Le 1° de l’article L. 1100-1 du code de la commande publique prévoit que les transferts de compétences ou de responsabilités entre les acheteurs ou groupement d’acheteurs en vue de l’exercice de missions d’intérêt général sans rémunération de prestations contractuelles ne sont pas des contrats de la commande publique145 .

Ainsi, le transfert d’une mission d’intérêt général, y compris d’une mission de service public, n’emporte pas l’application des règles du droit de la commande publique, ce quel qu’en soit l’instrument juridique. Le transfert de compétences d’un acheteur à un autre implique de transférer à la fois l’autorité officielle de la mission et toutes les activités économiques associées.

En effet, il doit s’agir d’un transfert global où l’acheteur qui transfère la compétence ne conserve aucune responsabilité et où le bénéficiaire exerce la compétence transférée indépendamment et sous sa propre responsabilité.

Exemples :
– Une coopération par voie de transfert de compétences de collectivités territoriales (envers un établissement public de coopération intercommunale – EPCI) n’entre pas dans le champ d’application du code de la commande publique. En effet, dans cette hypothèse, l’EPCI n’est pas un prestataire de service pour la commune mais révèle un mode d’organisation interne de l’administration. De même, certaines formes de coopération entre collectivités peuvent également constituer un tel mode d’organisation146 .
– Le Conseil d’État a considéré que la convention constitutive d’un groupement d’intérêt public (GIP) établie entre une collectivité territoriale et une société, dont l’objet est de reprendre les activités de service public auparavant exercées à titre facultatif par les services de cette collectivité, ne constitue pas un marché public ou une délégation de service public conclu entre le GIP et la collectivité. En effet, les responsabilités prises en charge par le GIP sont à la fois prévues par les textes régissant la constitution de tels groupements et possibles puisque les activités de service public sont effectivement transférées par la collectivité publique, sans commande de prestations de sa part.

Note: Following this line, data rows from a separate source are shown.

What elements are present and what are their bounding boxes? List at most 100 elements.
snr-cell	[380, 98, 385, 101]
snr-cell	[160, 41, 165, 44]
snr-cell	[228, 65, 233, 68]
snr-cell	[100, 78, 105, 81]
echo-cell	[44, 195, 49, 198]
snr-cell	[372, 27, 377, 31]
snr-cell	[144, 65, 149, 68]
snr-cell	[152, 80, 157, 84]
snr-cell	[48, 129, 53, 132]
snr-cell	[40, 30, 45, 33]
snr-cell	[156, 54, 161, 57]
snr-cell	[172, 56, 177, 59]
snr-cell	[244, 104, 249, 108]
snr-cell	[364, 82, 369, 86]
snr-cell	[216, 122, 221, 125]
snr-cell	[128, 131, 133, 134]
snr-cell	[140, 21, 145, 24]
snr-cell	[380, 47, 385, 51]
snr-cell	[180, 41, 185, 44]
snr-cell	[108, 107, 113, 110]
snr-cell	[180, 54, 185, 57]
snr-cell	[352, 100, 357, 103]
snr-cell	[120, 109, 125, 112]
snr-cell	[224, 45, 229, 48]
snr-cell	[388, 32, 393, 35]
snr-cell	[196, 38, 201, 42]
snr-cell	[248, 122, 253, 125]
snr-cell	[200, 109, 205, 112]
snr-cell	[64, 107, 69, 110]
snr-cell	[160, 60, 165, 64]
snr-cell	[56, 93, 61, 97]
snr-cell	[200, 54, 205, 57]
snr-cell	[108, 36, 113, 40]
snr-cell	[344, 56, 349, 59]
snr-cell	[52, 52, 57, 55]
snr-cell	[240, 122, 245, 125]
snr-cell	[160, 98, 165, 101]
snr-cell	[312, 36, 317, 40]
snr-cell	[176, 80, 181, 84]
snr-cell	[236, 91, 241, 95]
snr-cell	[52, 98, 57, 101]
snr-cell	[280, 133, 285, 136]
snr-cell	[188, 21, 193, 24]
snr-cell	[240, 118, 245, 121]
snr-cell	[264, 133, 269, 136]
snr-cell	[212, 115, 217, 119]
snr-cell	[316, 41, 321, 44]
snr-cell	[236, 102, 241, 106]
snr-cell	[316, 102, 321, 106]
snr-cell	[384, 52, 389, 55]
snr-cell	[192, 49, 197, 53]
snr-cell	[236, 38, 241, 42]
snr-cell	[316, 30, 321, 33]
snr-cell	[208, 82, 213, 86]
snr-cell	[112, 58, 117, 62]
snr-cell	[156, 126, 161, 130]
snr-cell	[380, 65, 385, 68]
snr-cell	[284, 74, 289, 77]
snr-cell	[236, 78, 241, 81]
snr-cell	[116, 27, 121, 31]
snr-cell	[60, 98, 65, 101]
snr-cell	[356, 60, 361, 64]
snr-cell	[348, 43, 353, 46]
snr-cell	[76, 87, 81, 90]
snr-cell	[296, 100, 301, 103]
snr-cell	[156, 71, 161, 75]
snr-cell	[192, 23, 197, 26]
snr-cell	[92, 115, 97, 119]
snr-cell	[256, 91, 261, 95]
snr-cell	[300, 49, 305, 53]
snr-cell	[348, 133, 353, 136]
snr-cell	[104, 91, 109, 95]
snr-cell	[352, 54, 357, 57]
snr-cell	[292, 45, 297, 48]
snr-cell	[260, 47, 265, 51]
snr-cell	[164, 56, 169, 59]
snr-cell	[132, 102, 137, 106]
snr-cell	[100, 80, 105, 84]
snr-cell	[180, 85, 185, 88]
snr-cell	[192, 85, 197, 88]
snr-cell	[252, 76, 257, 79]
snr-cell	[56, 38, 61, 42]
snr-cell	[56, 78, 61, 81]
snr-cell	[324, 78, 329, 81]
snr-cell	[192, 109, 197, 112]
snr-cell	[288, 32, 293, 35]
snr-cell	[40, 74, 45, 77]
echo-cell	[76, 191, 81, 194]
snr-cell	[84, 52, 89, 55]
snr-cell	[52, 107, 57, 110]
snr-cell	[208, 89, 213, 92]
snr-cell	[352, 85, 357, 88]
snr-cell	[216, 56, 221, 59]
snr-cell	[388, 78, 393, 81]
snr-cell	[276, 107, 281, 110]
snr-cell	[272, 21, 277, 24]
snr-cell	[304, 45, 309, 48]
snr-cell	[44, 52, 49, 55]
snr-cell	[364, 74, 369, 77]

Toutefois, les règles du droit de la commande publique restent applicables aux marchés passés, le cas échéant, par la collectivité publique avec le groupement en vue de satisfaire à ses besoins propres147 .

En définitive, dès lors qu’un acheteur décide de créer une nouvelle entité à laquelle il transfère l’intégralité d’une compétence donnée, ou s’il décide de transférer sa compétence à une entité existante, et que la mission de service public est alors exécutée par le bénéficiaire du transfert en toute indépendance et sous sa propre responsabilité, et que l’acheteur ayant transféré la compétence ne conservent aucun contrôle sur le service, le code de la commande publique n’est pas applicable.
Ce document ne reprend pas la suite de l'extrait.